The film deals with the world-threatening emergency through an intentional warping of time. A day may take half an hour while months pass by in mere minutes. Intercut with the narrative sequence told through the eyes of Diabiasky and Mindy are moments of stillness that could be clips from a Nature document; a frog swims while in the next clip a baby sees the world around them for the first time. Much like the clock in Times Square that now counts down the time that humanity has remaining before climate change is irreversible, “Don’t Look Up” plays with temporality and the constraints it places on our perspectives during crises.

“It’s really important for folks to recognize that we can take meaningful action to prevent the worst outcomes of climate change. That’s also a part of this movie.” said Amy Mainzer, astronomer and professor of planetary science at University of Arizona who served as a science advisor for the film, “It’s a wake up call for folks to really heed what scientists are saying about climate change and other topics that affect us — like the pandemic.”

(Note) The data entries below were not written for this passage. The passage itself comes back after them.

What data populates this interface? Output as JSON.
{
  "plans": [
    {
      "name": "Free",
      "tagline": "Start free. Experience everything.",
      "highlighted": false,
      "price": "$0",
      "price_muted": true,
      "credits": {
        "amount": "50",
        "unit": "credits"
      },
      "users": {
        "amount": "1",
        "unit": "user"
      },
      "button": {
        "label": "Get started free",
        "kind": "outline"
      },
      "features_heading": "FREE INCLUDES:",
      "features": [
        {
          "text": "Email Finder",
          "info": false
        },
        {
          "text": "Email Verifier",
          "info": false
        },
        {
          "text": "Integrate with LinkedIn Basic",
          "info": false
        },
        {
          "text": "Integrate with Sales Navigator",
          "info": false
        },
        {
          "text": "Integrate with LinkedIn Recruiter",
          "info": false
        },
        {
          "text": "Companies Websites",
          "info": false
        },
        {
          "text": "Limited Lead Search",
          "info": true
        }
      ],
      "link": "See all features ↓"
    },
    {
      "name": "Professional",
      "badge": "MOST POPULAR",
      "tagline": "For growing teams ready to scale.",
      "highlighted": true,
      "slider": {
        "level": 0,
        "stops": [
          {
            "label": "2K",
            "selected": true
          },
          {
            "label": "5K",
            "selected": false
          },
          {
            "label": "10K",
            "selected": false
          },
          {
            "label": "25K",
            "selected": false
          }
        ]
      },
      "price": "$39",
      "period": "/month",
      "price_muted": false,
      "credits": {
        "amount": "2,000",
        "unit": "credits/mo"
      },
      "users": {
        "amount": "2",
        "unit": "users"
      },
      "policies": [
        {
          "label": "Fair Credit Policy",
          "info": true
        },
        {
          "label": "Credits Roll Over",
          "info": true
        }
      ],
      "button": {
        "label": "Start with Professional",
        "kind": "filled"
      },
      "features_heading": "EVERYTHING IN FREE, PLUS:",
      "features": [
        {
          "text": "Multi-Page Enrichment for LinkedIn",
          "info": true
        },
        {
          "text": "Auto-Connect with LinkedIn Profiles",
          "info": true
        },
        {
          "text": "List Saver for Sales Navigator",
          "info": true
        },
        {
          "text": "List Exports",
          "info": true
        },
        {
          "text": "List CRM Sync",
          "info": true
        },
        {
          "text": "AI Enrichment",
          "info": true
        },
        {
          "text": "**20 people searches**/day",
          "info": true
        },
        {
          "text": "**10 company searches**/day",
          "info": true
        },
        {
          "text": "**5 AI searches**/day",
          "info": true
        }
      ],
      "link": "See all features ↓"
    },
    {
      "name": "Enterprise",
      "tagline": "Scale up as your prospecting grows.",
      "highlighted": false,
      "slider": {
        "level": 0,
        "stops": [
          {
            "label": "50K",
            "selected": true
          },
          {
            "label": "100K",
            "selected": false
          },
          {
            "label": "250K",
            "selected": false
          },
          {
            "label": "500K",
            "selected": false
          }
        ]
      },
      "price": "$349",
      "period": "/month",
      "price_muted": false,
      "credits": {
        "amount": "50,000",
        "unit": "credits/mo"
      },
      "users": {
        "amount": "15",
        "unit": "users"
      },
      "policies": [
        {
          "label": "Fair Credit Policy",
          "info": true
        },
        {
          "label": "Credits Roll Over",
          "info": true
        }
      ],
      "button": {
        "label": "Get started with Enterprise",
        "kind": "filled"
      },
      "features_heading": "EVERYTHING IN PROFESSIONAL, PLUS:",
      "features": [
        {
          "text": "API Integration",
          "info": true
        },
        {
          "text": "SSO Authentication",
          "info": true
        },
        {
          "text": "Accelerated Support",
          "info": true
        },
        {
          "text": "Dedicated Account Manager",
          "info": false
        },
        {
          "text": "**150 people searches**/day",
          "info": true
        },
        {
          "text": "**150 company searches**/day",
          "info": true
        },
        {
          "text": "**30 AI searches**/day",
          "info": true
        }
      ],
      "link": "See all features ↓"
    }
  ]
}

Equally, “Don’t Look Up” is political in its apolitical stance. The question of polarization rings throughout the film as we are meant to question the effect that polemic debates have taken in our cultural consciousness: since when did believing in science become political?

To bridge the gap between individuals on either side of the political spectrum, McKay commented on Monday that the film’s use of dark comedy is quite intentional. According to McKay, during “emergency times” such as these, comedy is a necessary tool to create connections between individuals otherwise divided. 

Mainzer echoed McKays sentiment, commenting that if we can “laugh at ourselves a little bit” and recognize our own downfalls and “shared humanity,” then we can get over ourselves and get past artificial divisions to solve problems collectively.

“It’s gonna make you laugh, and hopefully it’ll make you think,” Mainzer said. “The message is that the future is really up to us.”

Finally, if the film is one thing, it is unapologetic. A critique of polite society and forced niceties, “Don’t Look Up” refuses to be pulled into meaningless conversations, while equally balancing and indulging America’s obsession with the drama of celebrity lives. Ariana Grande and Kid Cudi both play pop star roles, blatantly laughing at the large position that their personal lives occupy in the news. McKay is right that despite the more pressing issues that humanity faces, we love to turn our heads and have our brains filled with “fluff” that requires no real thought. 

The biggest struggle I have with “Don’t Look Up” is the problem that arises with a large political campaign directed at the public. Even if the film seems cognizant of the ironic narrative its presenting, I have difficulty with a critique of bureaucracy coming from the heart of Hollywood. 

Yet, the immediate contraction I discover in this train of thought is that this criticism seems to beg for moral purity from those that seek justice for our World. In an industry saturated with largely films that go as deep as my local town’s kiddy pool, I found “Don’t Look Up” to otherwise be a breath of fresh air. A distressing and panicked breath, but one nonetheless. 

McKay with the help of his cast and Mainzer has given us a no-bullshit narrative. Maybe we’re beyond indulging in nuance and subtlety as a culture. Maybe we don’t deserve it anymore.

If we can’t even listen to each other, how are we supposed to listen to an impersonal underlying message distanced from us through our screens? 

I enjoyed and was shaken by “Don’t Look Up.” If you’ll take my word for it, it’s worth a watch either in theaters or when it comes out to Netflix on Dec. 24.